The EU’s Exasperating Excess Exclamations

Hungary and Poland revived their candidacies for medium-term euro entry as the European Commission released them from the excess fiscal deficit procedure delaying consideration and imposing fines at readings over 3 percent of GDP following the original Maastricht criteria. Budapest had triggered possible suspension of cohesion aid last year but the gap came in at 2 percent despite continued Brussels criticism of foreign bank and direct investment taxes indefinitely continued beyond the initial expiration date. A financial transactions levy has since been added raising only half the budgeted amount as the EU prepares a regional counterpart for securities and derivatives activity. Growth has turned positive on inflation under 2 percent, but the debt-GDP and loan-deposit ratios remain stuck at 80 percent and 110 percent respectively. The central bank has been in rate slashing mode under new leadership on persistent overseas bond and currency inflows, although 10-year auctions at record yields below 5 percent have encountered difficulties amid presumed forint overvaluation. Its latest stability report highlighted a spike in non-performing loans to almost 20 percent of the total despite a raft of company and household foreign exchange conversion and repayment rescheduling schemes. Industry losses were $700 million in 2012 with Q1 profit at exchange heavyweight OTP down 10 percent. The government has pointed to a solid reserve position at $35 billion and trade surplus in extending hard currency relief to small business heading into the 2014 election period, which helped lift sentiment to a 2-year high as resort to an IMF backstop remained off the table.

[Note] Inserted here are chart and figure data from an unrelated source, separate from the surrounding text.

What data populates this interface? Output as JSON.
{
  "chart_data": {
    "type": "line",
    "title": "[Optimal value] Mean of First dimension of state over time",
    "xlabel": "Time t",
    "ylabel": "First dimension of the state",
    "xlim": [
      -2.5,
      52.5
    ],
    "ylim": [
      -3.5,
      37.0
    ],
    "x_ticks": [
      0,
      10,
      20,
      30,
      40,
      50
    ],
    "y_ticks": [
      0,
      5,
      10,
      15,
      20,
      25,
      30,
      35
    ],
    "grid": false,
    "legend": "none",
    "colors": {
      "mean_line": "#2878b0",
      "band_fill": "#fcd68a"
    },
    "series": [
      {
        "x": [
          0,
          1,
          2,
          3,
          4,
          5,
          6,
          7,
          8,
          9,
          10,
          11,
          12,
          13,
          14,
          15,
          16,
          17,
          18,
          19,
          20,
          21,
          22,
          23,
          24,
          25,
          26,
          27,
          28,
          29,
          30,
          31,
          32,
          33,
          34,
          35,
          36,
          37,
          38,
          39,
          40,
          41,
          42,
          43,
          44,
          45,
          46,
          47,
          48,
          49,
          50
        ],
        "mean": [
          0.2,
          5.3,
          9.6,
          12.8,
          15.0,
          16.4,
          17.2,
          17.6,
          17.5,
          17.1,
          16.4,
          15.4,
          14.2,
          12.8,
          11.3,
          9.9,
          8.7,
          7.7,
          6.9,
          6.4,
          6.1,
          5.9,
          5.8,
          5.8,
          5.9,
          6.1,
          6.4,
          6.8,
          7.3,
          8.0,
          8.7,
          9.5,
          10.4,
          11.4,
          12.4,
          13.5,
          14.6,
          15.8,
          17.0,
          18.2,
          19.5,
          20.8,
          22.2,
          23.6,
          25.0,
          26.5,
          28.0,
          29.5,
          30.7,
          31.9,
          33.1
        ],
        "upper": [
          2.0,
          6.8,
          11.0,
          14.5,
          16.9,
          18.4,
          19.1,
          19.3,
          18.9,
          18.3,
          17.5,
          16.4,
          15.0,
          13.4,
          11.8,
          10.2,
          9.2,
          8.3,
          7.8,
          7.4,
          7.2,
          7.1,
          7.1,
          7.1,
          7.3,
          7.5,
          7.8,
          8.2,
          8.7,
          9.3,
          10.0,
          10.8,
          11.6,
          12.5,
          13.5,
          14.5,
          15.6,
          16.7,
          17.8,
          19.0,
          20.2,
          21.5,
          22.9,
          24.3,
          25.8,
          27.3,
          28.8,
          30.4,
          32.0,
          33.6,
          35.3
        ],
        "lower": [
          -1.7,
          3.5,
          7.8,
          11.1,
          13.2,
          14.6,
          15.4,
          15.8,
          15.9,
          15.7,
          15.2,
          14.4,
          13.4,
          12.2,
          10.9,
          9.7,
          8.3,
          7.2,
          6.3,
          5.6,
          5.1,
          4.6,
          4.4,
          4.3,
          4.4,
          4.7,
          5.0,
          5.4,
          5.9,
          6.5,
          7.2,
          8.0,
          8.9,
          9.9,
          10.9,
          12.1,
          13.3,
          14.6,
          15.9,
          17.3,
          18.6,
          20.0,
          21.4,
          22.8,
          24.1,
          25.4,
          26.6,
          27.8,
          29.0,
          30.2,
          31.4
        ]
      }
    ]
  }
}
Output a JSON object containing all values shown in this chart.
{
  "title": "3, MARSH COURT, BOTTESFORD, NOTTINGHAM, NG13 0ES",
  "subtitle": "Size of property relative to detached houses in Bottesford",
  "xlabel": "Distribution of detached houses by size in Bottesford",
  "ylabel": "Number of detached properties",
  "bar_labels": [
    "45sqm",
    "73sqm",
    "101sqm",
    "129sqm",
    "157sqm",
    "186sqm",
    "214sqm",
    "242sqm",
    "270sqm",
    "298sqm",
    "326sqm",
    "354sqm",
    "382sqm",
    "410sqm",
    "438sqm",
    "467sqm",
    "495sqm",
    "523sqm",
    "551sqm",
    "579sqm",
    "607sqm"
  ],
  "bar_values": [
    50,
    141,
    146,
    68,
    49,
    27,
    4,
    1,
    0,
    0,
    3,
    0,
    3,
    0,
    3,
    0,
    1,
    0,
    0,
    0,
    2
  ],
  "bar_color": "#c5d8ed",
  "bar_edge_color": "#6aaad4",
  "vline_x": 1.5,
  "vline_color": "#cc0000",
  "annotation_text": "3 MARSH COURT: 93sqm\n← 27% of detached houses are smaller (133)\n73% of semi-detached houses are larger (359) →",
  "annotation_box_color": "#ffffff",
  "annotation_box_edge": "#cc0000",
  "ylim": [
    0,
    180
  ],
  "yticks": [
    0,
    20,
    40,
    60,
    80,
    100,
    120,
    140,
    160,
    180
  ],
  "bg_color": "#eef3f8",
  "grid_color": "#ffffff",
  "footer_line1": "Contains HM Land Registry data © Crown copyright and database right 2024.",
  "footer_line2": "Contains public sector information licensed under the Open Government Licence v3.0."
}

Warsaw in contrast renewed its contingency line as the zloty was off 5 percent against the euro and soft retail sales and construction cut the 2013 growth forecast to 1 percent. Interest rate easing has not pulled equities from their slump despite $5 billion in offerings this year to pace Central Europe and spur multinational banking groups to establish underwriting arms. Private pension funds with $85 billion in assets have been reluctant to re-allocate to stocks and especially the one-quarter of listings from elsewhere in the region in view of traditional guidelines and reductions in state contributions to the system to meet deficit targets. Participants fear Hungary’s nationalization precedent and increased funding pressure as in Portugal where 90 percent of the pool goes to government debt needs through 2015. State-run companies there have already reneged on derivative contracts as the economy has shrunk for ten consecutive quarters and 85 percent of the population seeks renegotiation of the troika arrangement. Both the main banks BCP and BPI must repay immediate post-crisis capital injections as corporate NPLs top 10 percent. Depositors panicked after the Cyprus freeze by shifting cash from accounts to vault safekeeping as they were burned by a widely-seen “playing with fire” approach.